Based on their data and previous studies on MCR-1 in China, the researchers have mapped out a potential path of transmission for MCR-1. They theorize that the gene likely evolved in the gastrointestinal tracts of Chinese livestock and poultry as a result of prolonged use of colistin as a growth promoter, and has since been transmitted to humans through contaminated food products, direct contact between animals and humans, or via water sources that have been contaminated by farm runoff (which in turn has caused contamination of produce and seafood). Once the gene has found a home in the human gut, it can cause further contamination of the water system through disposal of waste water.
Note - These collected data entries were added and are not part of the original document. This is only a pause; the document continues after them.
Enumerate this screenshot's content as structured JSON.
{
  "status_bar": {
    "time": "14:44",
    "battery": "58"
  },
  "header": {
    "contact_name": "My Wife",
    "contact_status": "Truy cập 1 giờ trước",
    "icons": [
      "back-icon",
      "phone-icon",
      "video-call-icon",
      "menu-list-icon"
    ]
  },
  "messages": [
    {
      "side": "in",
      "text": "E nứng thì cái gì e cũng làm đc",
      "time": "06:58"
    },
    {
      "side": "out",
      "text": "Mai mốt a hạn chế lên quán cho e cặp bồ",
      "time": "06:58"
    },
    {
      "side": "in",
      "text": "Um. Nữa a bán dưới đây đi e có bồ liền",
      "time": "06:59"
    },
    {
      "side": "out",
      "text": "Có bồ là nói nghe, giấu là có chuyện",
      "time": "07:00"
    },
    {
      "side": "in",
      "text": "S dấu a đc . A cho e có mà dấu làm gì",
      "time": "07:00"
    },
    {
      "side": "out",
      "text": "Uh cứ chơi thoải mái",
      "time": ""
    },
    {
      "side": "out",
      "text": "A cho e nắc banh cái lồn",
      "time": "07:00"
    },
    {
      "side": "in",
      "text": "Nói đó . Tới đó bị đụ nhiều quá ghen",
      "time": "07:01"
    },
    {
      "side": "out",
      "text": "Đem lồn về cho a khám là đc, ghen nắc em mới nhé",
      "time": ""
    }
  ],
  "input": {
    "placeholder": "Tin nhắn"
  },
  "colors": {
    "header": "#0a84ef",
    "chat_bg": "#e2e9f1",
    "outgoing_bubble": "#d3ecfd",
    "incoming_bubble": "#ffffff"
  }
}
The transmission map does not include the reservoir, since that body of water had not been contaminated by animal feces. Prevalence of the gene was low in dogs and cats because they are rarely exposed to colistin.

The theory that the emergence of MCR-1 was linked to widespread use of colistin in Chinese agriculture led Chinese officials, in late 2016, to ban further use of the drug in livestock and poultry. That will reduce selection pressure for the gene in food-producing animals. But Chinese hospitals have recently begun using colistin to treat multidrug-resistant infections, such as those caused by carbapenem-resistant enterobacteriaceae (CRE).  The study's authors are concerned that clinical use of the drug will hasten the spread of MCR-1 in hospitals, making multidrug-resistant infections even harder to treat.

"Upon approval of clinical use of colistin in China and other regions of the world this year or in the near future, the two colistin resistance-encoding plasmids described in our study may potentially spread in the hospital environment within a short period," they write. "The use of colistin to treat CRE infections may result in rapid selection of organisms that exhibit resistance to both carbapenems and colistin."